El general de Carabineros explicó que el fenómeno ha obligado a fortalecer capacidades institucionales y confirmó la llegada de un nuevo perro detector especializado para la región.
“El crimen organizado busca constantemente nuevas formas de ingreso. Nosotros debemos adelantarnos a esos fenómenos”, sostuvo.
Autoridades confirmaron que la droga provenía desde Santiago y era trasladada utilizando rutas de conectividad nacional. Si bien descartaron que este caso estuviera asociado a embarcaciones extranjeras, reconocieron que existen otras investigaciones abiertas vinculadas al tráfico mediante transporte marítimo.
Además, indicaron que algunos de los detenidos mantenían vínculos económicos con Magallanes debido a la operación recurrente del negocio ilícito en la zona.
En paralelo al operativo antidrogas, el Seremi de Seguridad abordó el incremento de hechos violentos en Punta Arenas, incluyendo riñas con armas blancas y presencia de machetes en espacios públicos, además del aumento de población penal en la región.
La autoridad reconoció preocupación por la sobreocupación en recintos penitenciarios y señaló que existen conversaciones para mejorar infraestructura y capacidad carcelaria.

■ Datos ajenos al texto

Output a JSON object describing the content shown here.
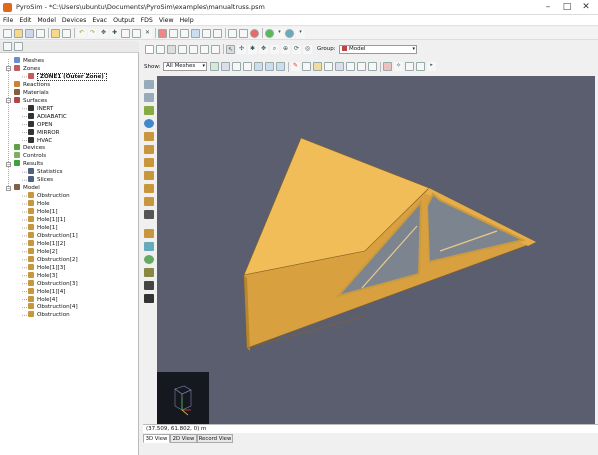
{
  "window": {
    "title": "PyroSim - *C:\\Users\\ubuntu\\Documents\\PyroSim\\examples\\manualtruss.psm"
  },
  "menu": [
    "File",
    "Edit",
    "Model",
    "Devices",
    "Evac",
    "Output",
    "FDS",
    "View",
    "Help"
  ],
  "tree": [
    {
      "label": "Meshes",
      "lvl": 1,
      "color": "#6a8fd0"
    },
    {
      "label": "Zones",
      "lvl": 1,
      "color": "#c45c5c"
    },
    {
      "label": "ZONE1 (Outer Zone)",
      "lvl": 2,
      "color": "#c45c5c",
      "selected": true
    },
    {
      "label": "Reactions",
      "lvl": 1,
      "color": "#d08030"
    },
    {
      "label": "Materials",
      "lvl": 1,
      "color": "#806040"
    },
    {
      "label": "Surfaces",
      "lvl": 1,
      "color": "#b04848"
    },
    {
      "label": "INERT",
      "lvl": 2,
      "color": "#333"
    },
    {
      "label": "ADIABATIC",
      "lvl": 2,
      "color": "#333"
    },
    {
      "label": "OPEN",
      "lvl": 2,
      "color": "#333"
    },
    {
      "label": "MIRROR",
      "lvl": 2,
      "color": "#333"
    },
    {
      "label": "HVAC",
      "lvl": 2,
      "color": "#333"
    },
    {
      "label": "Devices",
      "lvl": 1,
      "color": "#5fa040"
    },
    {
      "label": "Controls",
      "lvl": 1,
      "color": "#7ab060"
    },
    {
      "label": "Results",
      "lvl": 1,
      "color": "#40a040"
    },
    {
      "label": "Statistics",
      "lvl": 2,
      "color": "#506080"
    },
    {
      "label": "Slices",
      "lvl": 2,
      "color": "#506080"
    },
    {
      "label": "Model",
      "lvl": 1,
      "color": "#806040"
    },
    {
      "label": "Obstruction",
      "lvl": 2,
      "color": "#c8963c"
    },
    {
      "label": "Hole",
      "lvl": 2,
      "color": "#c8963c"
    },
    {
      "label": "Hole[1]",
      "lvl": 2,
      "color": "#c8963c"
    },
    {
      "label": "Hole[1][1]",
      "lvl": 2,
      "color": "#c8963c"
    },
    {
      "label": "Hole[1]",
      "lvl": 2,
      "color": "#c8963c"
    },
    {
      "label": "Obstruction[1]",
      "lvl": 2,
      "color": "#c8963c"
    },
    {
      "label": "Hole[1][2]",
      "lvl": 2,
      "color": "#c8963c"
    },
    {
      "label": "Hole[2]",
      "lvl": 2,
      "color": "#c8963c"
    },
    {
      "label": "Obstruction[2]",
      "lvl": 2,
      "color": "#c8963c"
    },
    {
      "label": "Hole[1][3]",
      "lvl": 2,
      "color": "#c8963c"
    },
    {
      "label": "Hole[3]",
      "lvl": 2,
      "color": "#c8963c"
    },
    {
      "label": "Obstruction[3]",
      "lvl": 2,
      "color": "#c8963c"
    },
    {
      "label": "Hole[1][4]",
      "lvl": 2,
      "color": "#c8963c"
    },
    {
      "label": "Hole[4]",
      "lvl": 2,
      "color": "#c8963c"
    },
    {
      "label": "Obstruction[4]",
      "lvl": 2,
      "color": "#c8963c"
    },
    {
      "label": "Obstruction",
      "lvl": 2,
      "color": "#c8963c"
    }
  ],
  "toolbar2": {
    "group_label": "Group:",
    "group_value": "Model"
  },
  "toolbar3": {
    "show_label": "Show:",
    "show_value": "All Meshes"
  },
  "status": {
    "coords": "(37.509, 61.802, 0) m"
  },
  "tabs": [
    "3D View",
    "2D View",
    "Record View"
  ],
  "colors": {
    "roof": "#e8b04c",
    "roof_dark": "#c9923a",
    "background": "#5a5e6e"
  }
}
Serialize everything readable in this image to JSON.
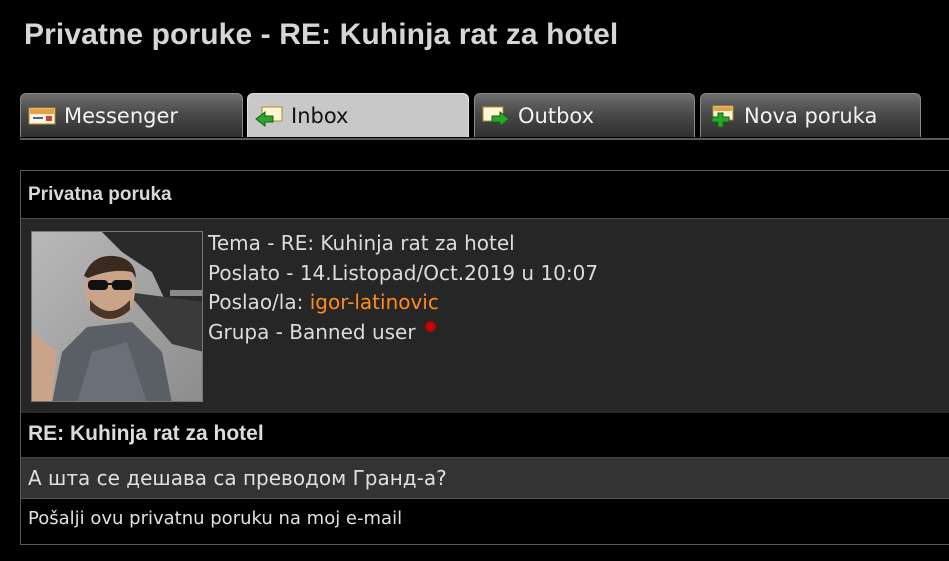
{
  "page": {
    "title": "Privatne poruke - RE: Kuhinja rat za hotel"
  },
  "tabs": [
    {
      "label": "Messenger",
      "icon": "envelope-icon",
      "active": false
    },
    {
      "label": "Inbox",
      "icon": "inbox-arrow-icon",
      "active": true
    },
    {
      "label": "Outbox",
      "icon": "outbox-arrow-icon",
      "active": false
    },
    {
      "label": "Nova poruka",
      "icon": "new-message-plus-icon",
      "active": false
    }
  ],
  "panel": {
    "header": "Privatna poruka"
  },
  "message": {
    "topic": "Tema - RE: Kuhinja rat za hotel",
    "sent": "Poslato - 14.Listopad/Oct.2019 u 10:07",
    "sender_label": "Poslao/la:",
    "sender_name": "igor-latinovic",
    "group": "Grupa - Banned user",
    "subject": "RE: Kuhinja rat za hotel",
    "body": "А шта се дешава са преводом Гранд-а?",
    "email_link": "Pošalji ovu privatnu poruku na moj e-mail"
  },
  "colors": {
    "background": "#000000",
    "sender_link": "#ff8c1a",
    "banned_indicator": "#cc0000",
    "active_tab": "#c8c8c8"
  }
}
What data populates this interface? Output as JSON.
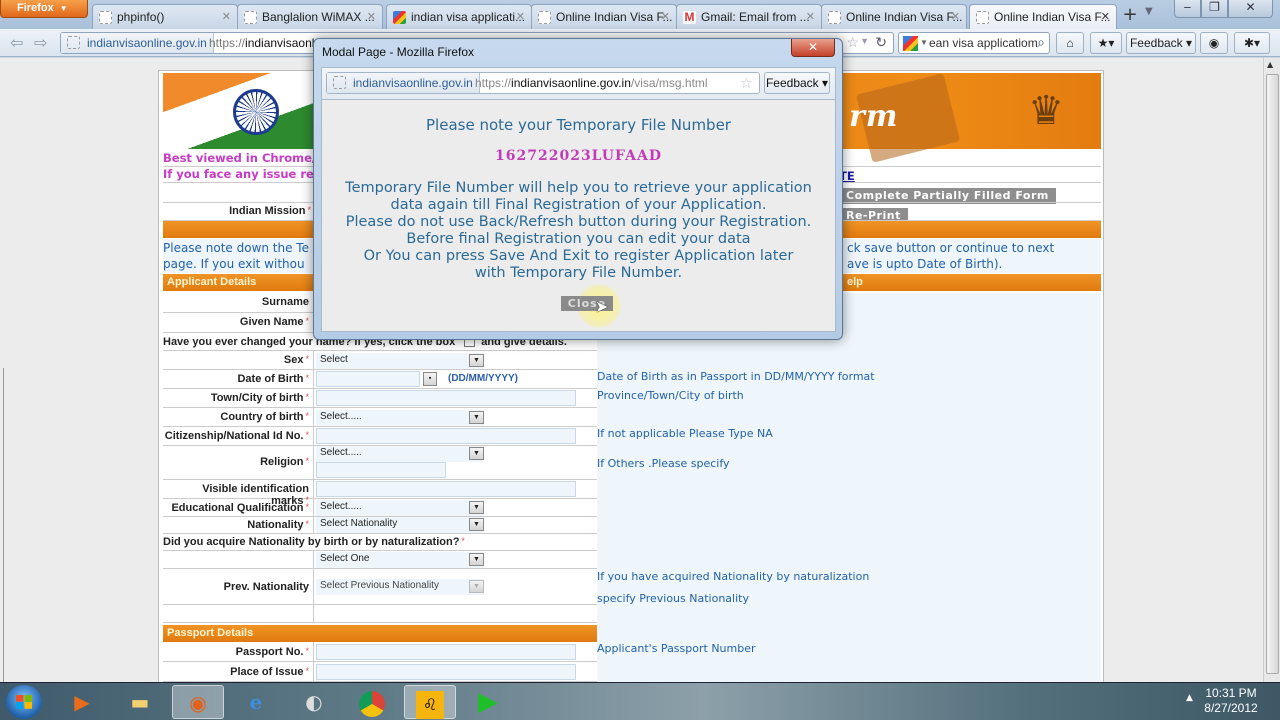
{
  "browser": {
    "menu_button": "Firefox",
    "tabs": [
      {
        "label": "phpinfo()",
        "icon": "page-icon",
        "active": false
      },
      {
        "label": "Banglalion WiMAX ...",
        "icon": "page-icon",
        "active": false
      },
      {
        "label": "indian visa applicati...",
        "icon": "google-icon",
        "active": false
      },
      {
        "label": "Online Indian Visa F...",
        "icon": "page-icon",
        "active": false
      },
      {
        "label": "Gmail: Email from ...",
        "icon": "gmail-icon",
        "active": false
      },
      {
        "label": "Online Indian Visa F...",
        "icon": "page-icon",
        "active": false
      },
      {
        "label": "Online Indian Visa F...",
        "icon": "page-icon",
        "active": true
      }
    ],
    "address": {
      "identity": "indianvisaonline.gov.in",
      "url_prefix": "https://",
      "url_host": "indianvisaonl"
    },
    "search_value": "ean visa applicatiom",
    "feedback_label": "Feedback"
  },
  "page": {
    "best_viewed": "Best viewed in Chrome/I",
    "issue_line": "If you face any issue rel",
    "note_link": "TE",
    "nav_buttons": [
      "Complete Partially Filled Form",
      "Re-Print"
    ],
    "indian_mission_label": "Indian Mission",
    "info_left_1": "Please note down the Te",
    "info_left_2": "page. If you exit withou",
    "info_right_1": "ck save button or continue to next",
    "info_right_2": "ave is upto Date of Birth).",
    "applicant_details_header": "Applicant Details",
    "help_header": "elp",
    "passport_details_header": "Passport Details",
    "banner_title": "rm",
    "fields": {
      "surname": "Surname",
      "given_name": "Given Name",
      "name_changed_question": "Have you ever changed your name? If yes, click the box",
      "name_changed_suffix": "and give details.",
      "sex": "Sex",
      "sex_value": "Select",
      "dob": "Date of Birth",
      "dob_format": "(DD/MM/YYYY)",
      "town": "Town/City of birth",
      "country": "Country of birth",
      "country_value": "Select.....",
      "citizenship": "Citizenship/National Id No.",
      "religion": "Religion",
      "religion_value": "Select.....",
      "visible_marks": "Visible identification marks",
      "education": "Educational Qualification",
      "education_value": "Select.....",
      "nationality": "Nationality",
      "nationality_value": "Select Nationality",
      "acquire_question": "Did you acquire Nationality by birth or by naturalization?",
      "acquire_value": "Select One",
      "prev_nationality": "Prev. Nationality",
      "prev_nationality_value": "Select Previous Nationality",
      "passport_no": "Passport No.",
      "place_of_issue": "Place of Issue"
    },
    "help": {
      "dob": "Date of Birth as in Passport in DD/MM/YYYY format",
      "town": "Province/Town/City of birth",
      "citizenship": "If not applicable Please Type NA",
      "religion": "If Others .Please specify",
      "prev_nat_1": "If you have acquired Nationality by naturalization",
      "prev_nat_2": "specify Previous Nationality",
      "passport_no": "Applicant's Passport Number"
    }
  },
  "modal": {
    "window_title": "Modal Page - Mozilla Firefox",
    "identity": "indianvisaonline.gov.in",
    "url_prefix": "https://",
    "url_host": "indianvisaonline.gov.in",
    "url_path": "/visa/msg.html",
    "feedback_label": "Feedback",
    "heading": "Please note your Temporary File Number",
    "file_number": "162722023LUFAAD",
    "message_lines": [
      "Temporary File Number will help you to retrieve your application",
      "data again till Final Registration of your Application.",
      "Please do not use Back/Refresh button during your Registration.",
      "Before final Registration you can edit your data",
      "Or You can press Save And Exit to register Application later",
      "with Temporary File Number."
    ],
    "close_label": "Close"
  },
  "taskbar": {
    "apps": [
      "windows-media-player",
      "file-explorer",
      "firefox",
      "internet-explorer",
      "media-app",
      "chrome",
      "banglalion",
      "idm"
    ],
    "time": "10:31 PM",
    "date": "8/27/2012"
  },
  "colors": {
    "accent_orange": "#e9850f",
    "file_number": "#c23cb8",
    "info_text": "#2361a8"
  }
}
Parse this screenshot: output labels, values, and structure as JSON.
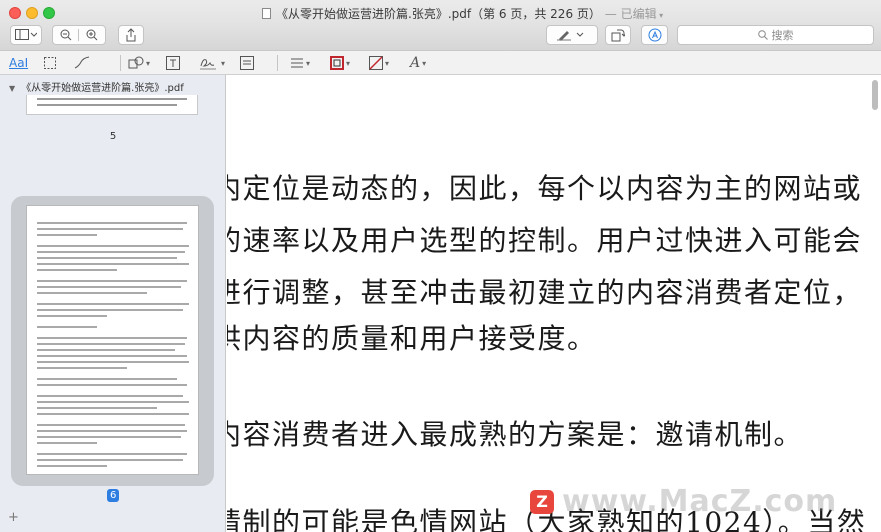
{
  "window": {
    "title_file": "《从零开始做运营进阶篇.张亮》.pdf",
    "title_pages": "（第 6 页，共 226 页）",
    "title_sep": "—",
    "title_status": "已编辑"
  },
  "toolbar": {
    "search_placeholder": "搜索"
  },
  "markup": {
    "text_tool_label": "AaI"
  },
  "sidebar": {
    "doc_name": "《从零开始做运营进阶篇.张亮》.pdf",
    "pages": [
      {
        "label": "5"
      },
      {
        "label": "6",
        "selected": true
      }
    ],
    "add_label": "+"
  },
  "document": {
    "lines": [
      "内定位是动态的，因此，每个以内容为主的网站或",
      "的速率以及用户选型的控制。用户过快进入可能会",
      "进行调整，甚至冲击最初建立的内容消费者定位，",
      "供内容的质量和用户接受度。",
      "内容消费者进入最成熟的方案是：邀请机制。",
      "请制的可能是色情网站（大家熟知的1024）。当然"
    ]
  },
  "watermark": {
    "logo": "Z",
    "text": "www.MacZ.com"
  },
  "colors": {
    "accent": "#2e7de1",
    "close": "#fc5f57",
    "minimize": "#fdbc2e",
    "maximize": "#33c748",
    "markup_red": "#c0262d"
  }
}
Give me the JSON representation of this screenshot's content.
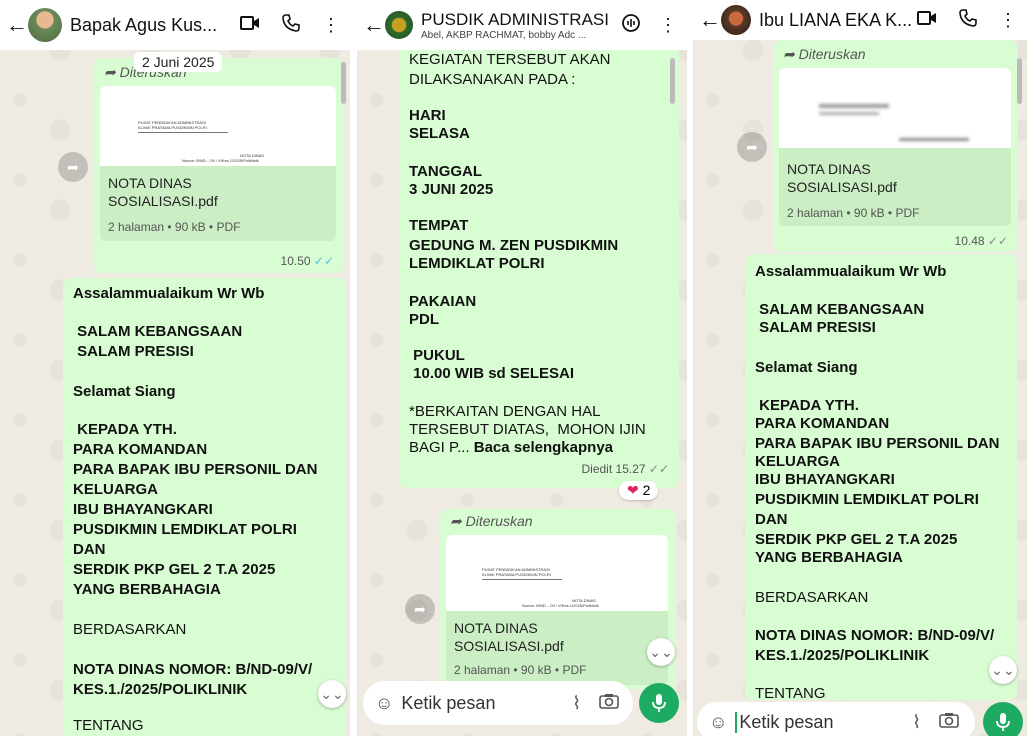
{
  "panels": [
    {
      "header": {
        "back": "←",
        "title": "Bapak Agus Kus...",
        "video_icon": "▢◂",
        "call_icon": "✆",
        "menu_icon": "⋮"
      },
      "date_chip": "2 Juni 2025",
      "forward_label": "Diteruskan",
      "doc": {
        "preview_line1": "PUSAT PENDIDIKAN ADMINISTRASI",
        "preview_line2": "KLINIK PRATAMA PUSDIKMIN POLRI",
        "preview_line3": "NOTA DINAS",
        "preview_line4": "Nomor: B/ND – 09 / V/Kes.1/2025/Poliklinik",
        "name": "NOTA DINAS SOSIALISASI.pdf",
        "meta": "2 halaman • 90 kB • PDF"
      },
      "time": "10.50",
      "message": {
        "l1": "Assalammualaikum Wr Wb",
        "l2": " SALAM KEBANGSAAN",
        "l3": " SALAM PRESISI",
        "l4": "Selamat Siang",
        "l5": " KEPADA YTH.",
        "l6": "PARA KOMANDAN",
        "l7": "PARA BAPAK IBU PERSONIL DAN",
        "l8": "KELUARGA",
        "l9": "IBU BHAYANGKARI",
        "l10": "PUSDIKMIN LEMDIKLAT POLRI",
        "l11": "DAN",
        "l12": "SERDIK PKP GEL 2 T.A 2025",
        "l13": "YANG BERBAHAGIA",
        "l14": "BERDASARKAN",
        "l15": "NOTA DINAS NOMOR: B/ND-09/V/",
        "l16": "KES.1./2025/POLIKLINIK",
        "l17": "TENTANG"
      }
    },
    {
      "header": {
        "back": "←",
        "title": "PUSDIK ADMINISTRASI",
        "subtitle": "Abel, AKBP RACHMAT, bobby Adc ...",
        "call_icon": "☏",
        "menu_icon": "⋮"
      },
      "message": {
        "l1": "KEGIATAN TERSEBUT AKAN",
        "l2": "DILAKSANAKAN PADA :",
        "l3": "HARI",
        "l4": "SELASA",
        "l5": "TANGGAL",
        "l6": "3 JUNI 2025",
        "l7": "TEMPAT",
        "l8": "GEDUNG M. ZEN PUSDIKMIN",
        "l9": "LEMDIKLAT POLRI",
        "l10": "PAKAIAN",
        "l11": "PDL",
        "l12": " PUKUL",
        "l13": " 10.00 WIB sd SELESAI",
        "l14": "*BERKAITAN DENGAN HAL",
        "l15": "TERSEBUT DIATAS,  MOHON IJIN",
        "l16": "BAGI P...",
        "read_more": " Baca selengkapnya"
      },
      "edited_time": "Diedit 15.27",
      "reaction_count": "2",
      "forward_label": "Diteruskan",
      "doc": {
        "preview_line1": "PUSAT PENDIDIKAN ADMINISTRASI",
        "preview_line2": "KLINIK PRATAMA PUSDIKMIN POLRI",
        "preview_line3": "NOTA DINAS",
        "preview_line4": "Nomor: B/ND – 09 / V/Kes.1/2025/Poliklinik",
        "name": "NOTA DINAS SOSIALISASI.pdf",
        "meta": "2 halaman • 90 kB • PDF"
      },
      "input_placeholder": "Ketik pesan"
    },
    {
      "header": {
        "back": "←",
        "title": "Ibu LIANA EKA K...",
        "video_icon": "▢◂",
        "call_icon": "✆",
        "menu_icon": "⋮"
      },
      "forward_label": "Diteruskan",
      "doc": {
        "name": "NOTA DINAS SOSIALISASI.pdf",
        "meta": "2 halaman • 90 kB • PDF"
      },
      "time": "10.48",
      "message": {
        "l1": "Assalammualaikum Wr Wb",
        "l2": " SALAM KEBANGSAAN",
        "l3": " SALAM PRESISI",
        "l4": "Selamat Siang",
        "l5": " KEPADA YTH.",
        "l6": "PARA KOMANDAN",
        "l7": "PARA BAPAK IBU PERSONIL DAN",
        "l8": "KELUARGA",
        "l9": "IBU BHAYANGKARI",
        "l10": "PUSDIKMIN LEMDIKLAT POLRI",
        "l11": "DAN",
        "l12": "SERDIK PKP GEL 2 T.A 2025",
        "l13": "YANG BERBAHAGIA",
        "l14": "BERDASARKAN",
        "l15": "NOTA DINAS NOMOR: B/ND-09/V/",
        "l16": "KES.1./2025/POLIKLINIK",
        "l17": "TENTANG"
      },
      "input_placeholder": "Ketik pesan"
    }
  ],
  "colors": {
    "bubble": "#d9fdd3",
    "accent": "#1daa61",
    "tick": "#53bdeb"
  }
}
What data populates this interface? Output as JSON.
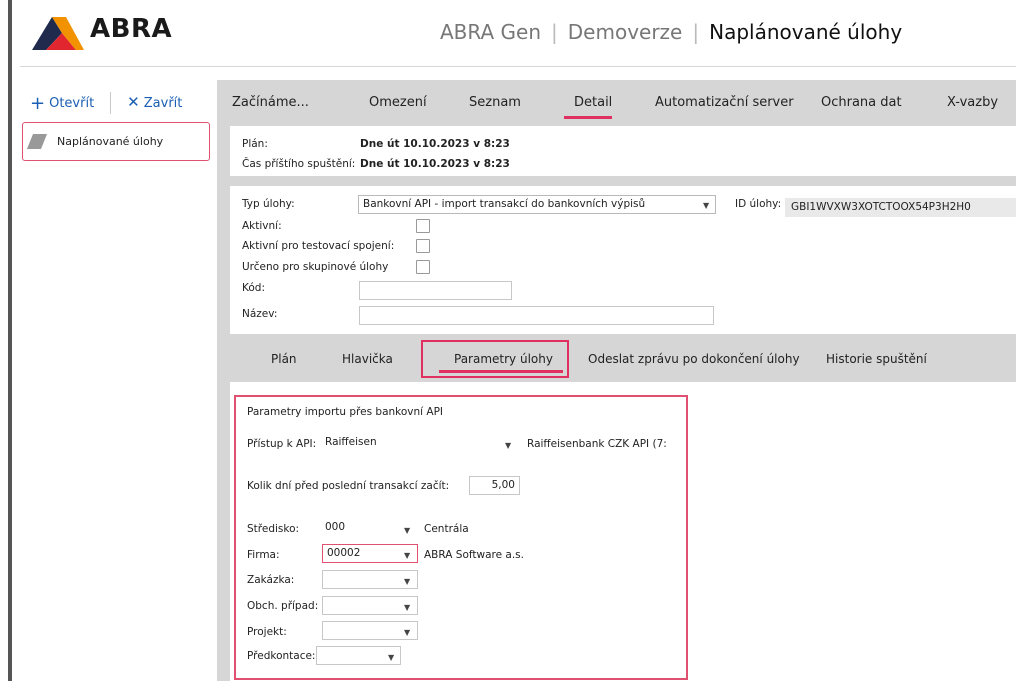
{
  "app": {
    "logo_text": "ABRA",
    "title_app": "ABRA Gen",
    "title_edition": "Demoverze",
    "title_page": "Naplánované úlohy"
  },
  "sidebar": {
    "open_label": "Otevřít",
    "close_label": "Zavřít",
    "items": [
      {
        "label": "Naplánované úlohy"
      }
    ]
  },
  "topnav": {
    "tabs": [
      {
        "label": "Začínáme..."
      },
      {
        "label": "Omezení"
      },
      {
        "label": "Seznam"
      },
      {
        "label": "Detail",
        "active": true
      },
      {
        "label": "Automatizační server"
      },
      {
        "label": "Ochrana dat"
      },
      {
        "label": "X-vazby"
      }
    ]
  },
  "plan": {
    "plan_label": "Plán:",
    "plan_value": "Dne út 10.10.2023 v 8:23",
    "next_label": "Čas příštího spuštění:",
    "next_value": "Dne út 10.10.2023 v 8:23"
  },
  "form": {
    "type_label": "Typ úlohy:",
    "type_value": "Bankovní API - import transakcí do bankovních výpisů",
    "id_label": "ID úlohy:",
    "id_value": "GBI1WVXW3XOTCTOOX54P3H2H0",
    "active_label": "Aktivní:",
    "active_test_label": "Aktivní pro testovací spojení:",
    "group_label": "Určeno pro skupinové úlohy",
    "code_label": "Kód:",
    "code_value": "",
    "name_label": "Název:",
    "name_value": ""
  },
  "subtabs": {
    "tabs": [
      {
        "label": "Plán"
      },
      {
        "label": "Hlavička"
      },
      {
        "label": "Parametry úlohy",
        "active": true
      },
      {
        "label": "Odeslat zprávu po dokončení úlohy"
      },
      {
        "label": "Historie spuštění"
      }
    ]
  },
  "params": {
    "section_title": "Parametry importu přes bankovní API",
    "api_label": "Přístup k API:",
    "api_value": "Raiffeisen",
    "api_desc": "Raiffeisenbank CZK API (7:",
    "days_label": "Kolik dní před poslední transakcí začít:",
    "days_value": "5,00",
    "fields": [
      {
        "label": "Středisko:",
        "value": "000",
        "desc": "Centrála"
      },
      {
        "label": "Firma:",
        "value": "00002",
        "desc": "ABRA Software a.s."
      },
      {
        "label": "Zakázka:",
        "value": "",
        "desc": ""
      },
      {
        "label": "Obch. případ:",
        "value": "",
        "desc": ""
      },
      {
        "label": "Projekt:",
        "value": "",
        "desc": ""
      },
      {
        "label": "Předkontace:",
        "value": "",
        "desc": ""
      }
    ]
  },
  "colors": {
    "accent": "#e03060",
    "brand_orange": "#f39200",
    "link_blue": "#1a5fb4"
  }
}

“Tenemos más de 500 internos y se están evaluando mejoras para contar con espacios adecuados. Todo aquel que delinque debe enfrentar las consecuencias”, indicó.
El caso deja al descubierto no solo el avance del trabajo coordinado entre instituciones, sino también una señal de alerta sobre la evolución del narcotráfico en Magallanes, donde nuevas sustancias, rutas y métodos de ocultamiento comienzan a instalar desafíos crecientes para las policías y organismos de seguridad.